Because I've been asked about why the strict separation of from-marking and retained regions in the policy: to keep the current gc cycle policy fairly intact.
I.e. do the same as before, with some almost optional additional reclamation of known sparsely populated regions (compared to existing code).

The current heuristic to do young gcs, then a fixed amount of mixed gcs that clean out the old gen asap is, as ugly as it is, surprisingly good in the general case. Treating the retained regions the same as from-marking regions would make it necessary to rethink that: Retained regions are often/most of the time prime targets for evacuation (high efficiency), which means that g1 would start concentrating on these regions first even during the mixed phase (which is generally fine...), but due to how mixed gc works (use "smallest young gen", conceptually fixed amount of gcs) it ultimately would not clean out old gen *fast* enough (or completely, depends) as tuned right now.
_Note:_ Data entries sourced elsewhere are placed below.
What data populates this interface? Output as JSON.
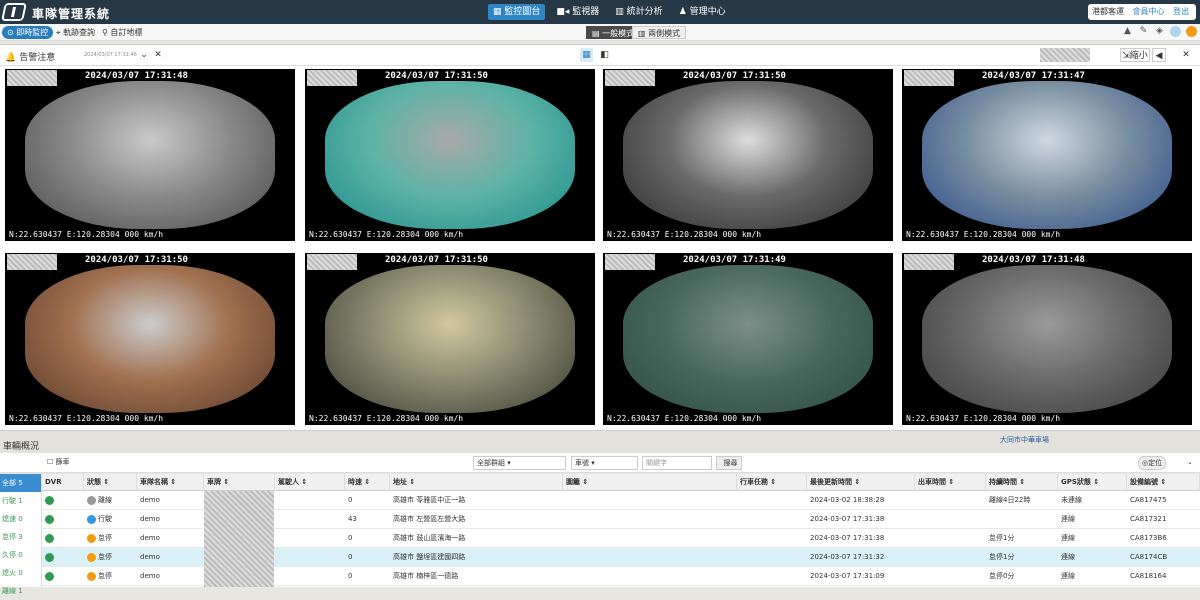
{
  "header": {
    "app_title": "車隊管理系統",
    "nav": [
      "監控圖台",
      "監視器",
      "統計分析",
      "管理中心"
    ],
    "user_name": "港都客運",
    "user_link1": "會員中心",
    "user_link2": "登出"
  },
  "toolbar": {
    "realtime": "即時監控",
    "track": "軌跡查詢",
    "map": "自訂地標",
    "mode_normal": "一般模式",
    "mode_split": "兩側模式"
  },
  "popup": {
    "title": "告警注意",
    "date": "2024/03/07 17:31:46",
    "shrink": "縮小"
  },
  "cameras": [
    {
      "ts": "2024/03/07 17:31:48",
      "gps": "N:22.630437  E:120.28304  000  km/h",
      "scene": "parking"
    },
    {
      "ts": "2024/03/07 17:31:50",
      "gps": "N:22.630437  E:120.28304  000  km/h",
      "scene": "street"
    },
    {
      "ts": "2024/03/07  17:31:50",
      "gps": "N:22.630437  E:120.28304  000  km/h",
      "scene": "driver"
    },
    {
      "ts": "2024/03/07  17:31:47",
      "gps": "N:22.630437  E:120.28304  000  km/h",
      "scene": "road"
    },
    {
      "ts": "2024/03/07  17:31:50",
      "gps": "N:22.630437  E:120.28304  000  km/h",
      "scene": "cabin"
    },
    {
      "ts": "2024/03/07  17:31:50",
      "gps": "N:22.630437  E:120.28304  000  km/h",
      "scene": "door"
    },
    {
      "ts": "2024/03/07  17:31:49",
      "gps": "N:22.630437  E:120.28304  000  km/h",
      "scene": "seats"
    },
    {
      "ts": "2024/03/07  17:31:48",
      "gps": "N:22.630437  E:120.28304  000  km/h",
      "scene": "aerial"
    }
  ],
  "map": {
    "label": "車輛概況",
    "station": "大同市中華車場"
  },
  "filters": {
    "checkbox": "篩車",
    "group": "全部群組",
    "plate": "車號",
    "keyword": "關鍵字",
    "search": "搜尋",
    "locate": "定位"
  },
  "left_counts": [
    "全部 5",
    "行駛 1",
    "熄速 0",
    "怠停 3",
    "久停 0",
    "熄火 0",
    "離線 1"
  ],
  "columns": [
    "DVR",
    "狀態",
    "車隊名稱",
    "車牌",
    "駕駛人",
    "時速",
    "地址",
    "圍籬",
    "行車任務",
    "最後更新時間",
    "出車時間",
    "持續時間",
    "GPS狀態",
    "設備編號"
  ],
  "rows": [
    {
      "status": "離線",
      "status_color": "#999999",
      "fleet": "demo",
      "speed": "0",
      "addr": "高雄市 苓雅區中正一路",
      "time": "2024-03-02 18:38:28",
      "dur": "離線4日22時",
      "gps": "未連線",
      "dev": "CA817475"
    },
    {
      "status": "行駛",
      "status_color": "#3498db",
      "fleet": "demo",
      "speed": "43",
      "addr": "高雄市 左營區左營大路",
      "time": "2024-03-07 17:31:38",
      "dur": "",
      "gps": "連線",
      "dev": "CA817321"
    },
    {
      "status": "怠停",
      "status_color": "#f39c12",
      "fleet": "demo",
      "speed": "0",
      "addr": "高雄市 鼓山區濱海一路",
      "time": "2024-03-07 17:31:38",
      "dur": "怠停1分",
      "gps": "連線",
      "dev": "CA8173B6"
    },
    {
      "status": "怠停",
      "status_color": "#f39c12",
      "fleet": "demo",
      "speed": "0",
      "addr": "高雄市 鹽埕區建國四路",
      "time": "2024-03-07 17:31:32",
      "dur": "怠停1分",
      "gps": "連線",
      "dev": "CA8174CB"
    },
    {
      "status": "怠停",
      "status_color": "#f39c12",
      "fleet": "demo",
      "speed": "0",
      "addr": "高雄市 楠梓區一德路",
      "time": "2024-03-07 17:31:09",
      "dur": "怠停0分",
      "gps": "連線",
      "dev": "CA818164"
    }
  ]
}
All the low efficiency regions would need to be cleaned out later. However the prediction isn't good enough to cope well with them. They are typically predicted worse than high efficicency ones, that means failing to be exact for them is worse than for high efficiency regions, so it will not take enough of them.

Now one could extend the mixed phase, but in corner cases g1 would then potentially stay in mixed phase (if evacuation failure/and later pinned regions were commonly encountered but still few) forever, which prohibits marking (leading to full gcs), and degrades performance (as it will be using a small young gen).

In some way, evacuation failed regions, can be seen as kind of extra regions/work due to a mismatch between application and VM configuration (compared to current master). Concentrating on that extra work in the phase that's about keeping the gc cycle going without full gc isn't the best thing to do (the current policy just has fairly strong provisions to take low efficiency regions and avoid full gc), particularly it has less overall impact to stuff high efficiency region collection into the existing young gcs that can go almost if not at full speed (i.e. it has less impact to be wrong about the prediction of a high efficiency region vs. low efficiency one).

Basically I think g1 ultimately needs to get away from what mixed gc is now, and how g1 determines when to start/stop that reclamation phase and how to determine the "right" amount of things to evacuate at what speed. That will certainly have to do something with making sure that the old gen allocation rate is countered, and at the same time being efficient overall (i.e. doing more than necessary to do as many young collections as possible within allowed time goal) without degrading into full gcs.

Fwiw: https://bugs.openjdk.org/browse/JDK-8159697.

I tried and failed to do that in this change (to be better than the current heuristic). Apart from being a different topic, this change in itself has its own merit: it improves resiliency vs. evacuation failure. In the past, what you often had is like having an evacuation failure because you ran out of memory. Since this produced lots of garbage, there has been a very high risk of getting into another evacuation failure because the even more decreased available free space causes gcs more often (smaller young gen available), which causes more surviving objects, resulting in more serious evacuation failures (with more live objects). Ultimately you end up with a full gc very quickly because there is not enough time to mark through the old gen.
With this change at least in the next young gc g1 will compact the evacuation failed regions fairly quickly (next gc), allow better recovery and/or allowing G1 to more easily not loose the race with the mutator until the next marking cycle.

Obviously it is also an important stepping stone for handling pinned regions reasonably.